The World Health Organization estimates that more than 7 million people die of air pollution each year. Other damages caused by pollution come with real economic costs related to deterioration of infrastructure, reduced agricultural or forest productivity, loss of valuable fisheries, and impaired human health and longevity.

The impacts of acid rain have grown with increased burning of fossil fuels, particularly in highly industrialized regions. Damage to terrestrial vegetation, especially to forests in North America and Europe, was one of the first recognized impacts of acid rain, followed by devastated stream and lake ecosystems across vast areas.

The accumulation of persistent organic pollutants, such as DDT and PCBs, and heavy metals in soils and sediments—which, in turn, make it into the human food chain—is of increasing concern. PCBs in the Hudson River are an especially well-studied example of ecosystem contamination by a persistent organic pollutant. Releasing large amounts of organic matter and nutrients from domestic sewage, aquaculture, and agriculture can have negative impacts on the structure and functioning of terrestrial and aquatic ecosystems.

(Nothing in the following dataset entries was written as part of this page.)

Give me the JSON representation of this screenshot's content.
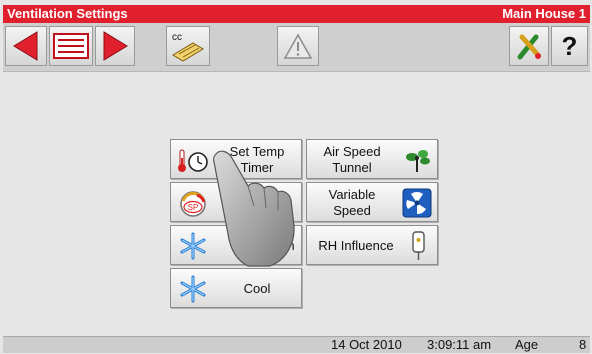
{
  "window": {
    "title": "Ventilation Settings",
    "location": "Main House 1"
  },
  "toolbar": {
    "buttons": [
      {
        "icon": "arrow-left-icon"
      },
      {
        "icon": "list-view-icon"
      },
      {
        "icon": "arrow-right-icon"
      },
      {
        "icon": "cc-keyboard-icon",
        "label": "cc"
      },
      {
        "icon": "warning-icon"
      },
      {
        "icon": "tools-icon"
      },
      {
        "icon": "help-icon",
        "label": "?"
      }
    ]
  },
  "menu": {
    "set_temp_timer": {
      "line1": "Set Temp",
      "line2": "Timer",
      "icon": "thermometer-clock-icon"
    },
    "air_speed_tunnel": {
      "line1": "Air Speed",
      "line2": "Tunnel",
      "icon": "air-speed-fan-icon"
    },
    "static_pressure": {
      "label_visible": "e",
      "icon": "pressure-gauge-icon",
      "gauge_text": "SP"
    },
    "variable_speed": {
      "line1": "Variable",
      "line2": "Speed",
      "icon": "fan-blades-icon"
    },
    "heat_influence": {
      "label_visible": "n",
      "icon": "snowflake-icon"
    },
    "rh_influence": {
      "label": "RH Influence",
      "icon": "humidity-sensor-icon"
    },
    "cool": {
      "label": "Cool",
      "icon": "snowflake-icon"
    }
  },
  "status": {
    "date": "14 Oct 2010",
    "time": "3:09:11 am",
    "age_label": "Age",
    "age_value": "8"
  },
  "colors": {
    "title_bar": "#e0202d",
    "arrow": "#e0202d",
    "panel": "#e6e6e6"
  }
}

Concentrated animal feeding operations, or CAFOs, have become a particular source of pollution concerns in the United States. Adding excessive nutrients to ecosystems leads to cultural eutrophication, which generally results in excessive algal or plant production, depletion of dissolved oxygen, and loss of biodiversity in aquatic ecosystems. Eutrophication of terrestrial ecosystems can change the species composition and reduce the biodiversity of those ecosystems. Excessive nutrient inputs to coastal ecosystems have produced coastal “dead zones” around the world.